Em outros relatórios, a Human Rights Watch abordou outros aspectos do conflito, incluindo violações por parte de Israel em sua conduta das hostilidades. Um estudo importante da Human Rights Watch, intitulado Why They Died: Civilian Deaths in Lebanon during the 2006 Israel-Hezbollah War (Porque eles morreram: Mortes de civis no Líbano durante a guerra Israel-Hezbollah em 2006), será divulgado em setembro. A Human Rights Watch sempre mede o cumprimento de cada parte envolvida das suas obrigações perante as leis de guerra, e não compara simplesmente o comportamento de um lado com a conduta da outra parte envolvida no conflito.
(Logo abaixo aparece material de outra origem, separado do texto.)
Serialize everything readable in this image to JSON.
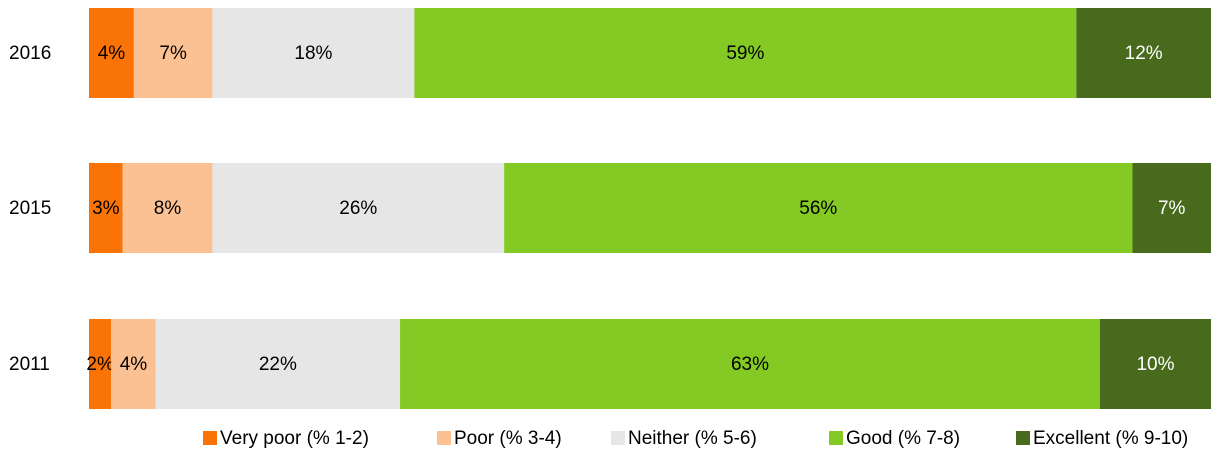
{
  "chart_data": {
    "type": "bar",
    "orientation": "horizontal",
    "stacked": true,
    "percent_stacked": true,
    "categories": [
      "2016",
      "2015",
      "2011"
    ],
    "series": [
      {
        "name": "Very poor (% 1-2)",
        "color": "#F97306",
        "values": [
          4,
          3,
          2
        ]
      },
      {
        "name": "Poor (% 3-4)",
        "color": "#FBC193",
        "values": [
          7,
          8,
          4
        ]
      },
      {
        "name": "Neither (% 5-6)",
        "color": "#E6E6E6",
        "values": [
          18,
          26,
          22
        ]
      },
      {
        "name": "Good (% 7-8)",
        "color": "#84C924",
        "values": [
          59,
          56,
          63
        ]
      },
      {
        "name": "Excellent (% 9-10)",
        "color": "#476A1C",
        "values": [
          12,
          7,
          10
        ]
      }
    ],
    "data_labels": [
      [
        "4%",
        "7%",
        "18%",
        "59%",
        "12%"
      ],
      [
        "3%",
        "8%",
        "26%",
        "56%",
        "7%"
      ],
      [
        "2%",
        "4%",
        "22%",
        "63%",
        "10%"
      ]
    ],
    "legend_position": "bottom",
    "grid": false
  }
}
De acordo com as leis de guerra, violações feitas por uma parte do conflito não justificam ou minimizam violações cometidas pela outra parte.
Em Civilians under Assault, a Human Rights Watch apela ao Hezbollah, por uma questão de prática e doutrina, para que cesse todos os ataques que deliberadamente têm civis como alvo, bem como aqueles que não podem distinguir civis de combatentes, e que renuncie publicamente do argumento de que ataques a civis israelenses são permitidos como forma de retaliação contra os ataques israelenses a civis libaneses. O relatório solicita que o governo do Líbano proíba a entrega de mísseis ao Hezbollah, enquanto este os usar, ou enquanto defender uma doutrina que permita seu uso, em ataques deliberados e indiscriminados a áreas civis.
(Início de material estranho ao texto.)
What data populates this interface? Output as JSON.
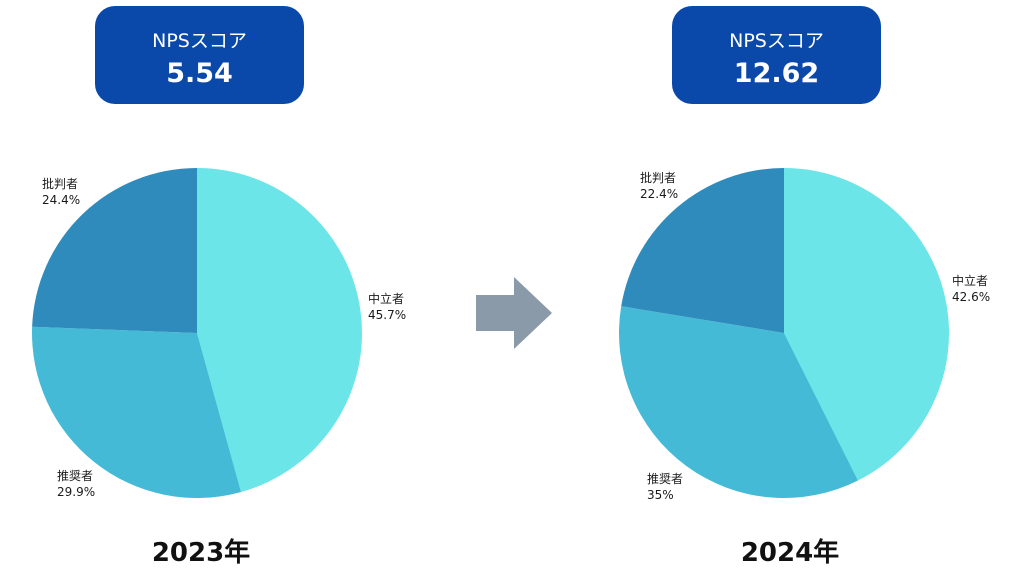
{
  "score_label": "NPSスコア",
  "chart_data": [
    {
      "type": "pie",
      "year": "2023年",
      "nps_score": "5.54",
      "slices": [
        {
          "label": "中立者",
          "value": 45.7,
          "display": "45.7%",
          "color": "#6be5e8"
        },
        {
          "label": "推奨者",
          "value": 29.9,
          "display": "29.9%",
          "color": "#45bad6"
        },
        {
          "label": "批判者",
          "value": 24.4,
          "display": "24.4%",
          "color": "#2e8bbb"
        }
      ]
    },
    {
      "type": "pie",
      "year": "2024年",
      "nps_score": "12.62",
      "slices": [
        {
          "label": "中立者",
          "value": 42.6,
          "display": "42.6%",
          "color": "#6be5e8"
        },
        {
          "label": "推奨者",
          "value": 35,
          "display": "35%",
          "color": "#45bad6"
        },
        {
          "label": "批判者",
          "value": 22.4,
          "display": "22.4%",
          "color": "#2e8bbb"
        }
      ]
    }
  ],
  "colors": {
    "score_box": "#0a49aa",
    "arrow": "#8a9aa8"
  }
}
O relatório também apela aos governos da Síria e do Irã para que não permitam a transferência de material bélico para o Hezbollah, incluindo projéteis que o Hezbollah tem usado em violação da lei humanitária internacional.
A Human Rights Watch disse que, em alguns casos, Israel posicionou suas próprias instalações militares fixas e móveis dentro ou próximo de áreas civis ao norte de Israel, levantando questões quanto ao cumprimento integral da norma que exige que se evite, na medida do possível, o posicionamento de alvos militares dentro ou próximo de áreas densamente povoadas, para adequadamente proteger todos os cidadãos que moram próximo de instalações militares. Apesar de essa prática não ter diminuído a responsabilidade do Hezbollah de sempre distinguir não-combatentes de alvos militares legítimos, a Human Rights Watch apela ao governo de Israel para que tome todas as medidas possíveis para posicionar alvos militares longe de áreas densamente povoadas e para proteger, em igualdade de condições, todos os civis que possam estar sob risco extremo de sofrer um ataque inimigo, devido a sua proximidade a bases militares israelenses.
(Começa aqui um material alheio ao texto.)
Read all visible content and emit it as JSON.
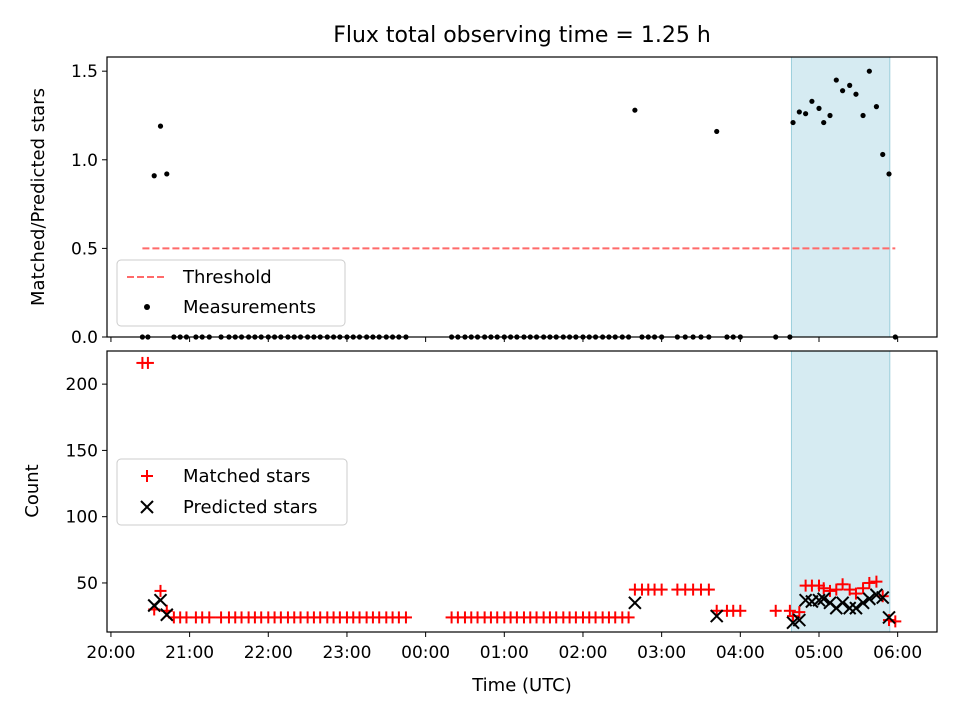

Por fim, ao observar que, até o momento, tanto o governo do Líbano como o de Israel falharam em investigar as violações da lei humanitária internacional cometidas durante a guerra de 2006, a Human Rights Watch recomenda que o secretário-geral das Nações Unidas estabeleça uma comissão internacional de investigação para averiguar relatos de violações da lei humanitária internacional, incluindo possíveis crimes de guerra, no Líbano e em Israel, e que formule recomendações que visem responsabilizar aqueles que violaram a lei.
“O Hezbollah, tal como Israel, deve respeitar as leis de guerra”, disse Whitson. “A menos que os responsáveis em ambos os lados sejam responsabilizados por suas ações, em vez de terem a permissão para se esconderem atrás das violações dos adversários, tememos que civis continuarão, inevitavelmente, a pagar caro.”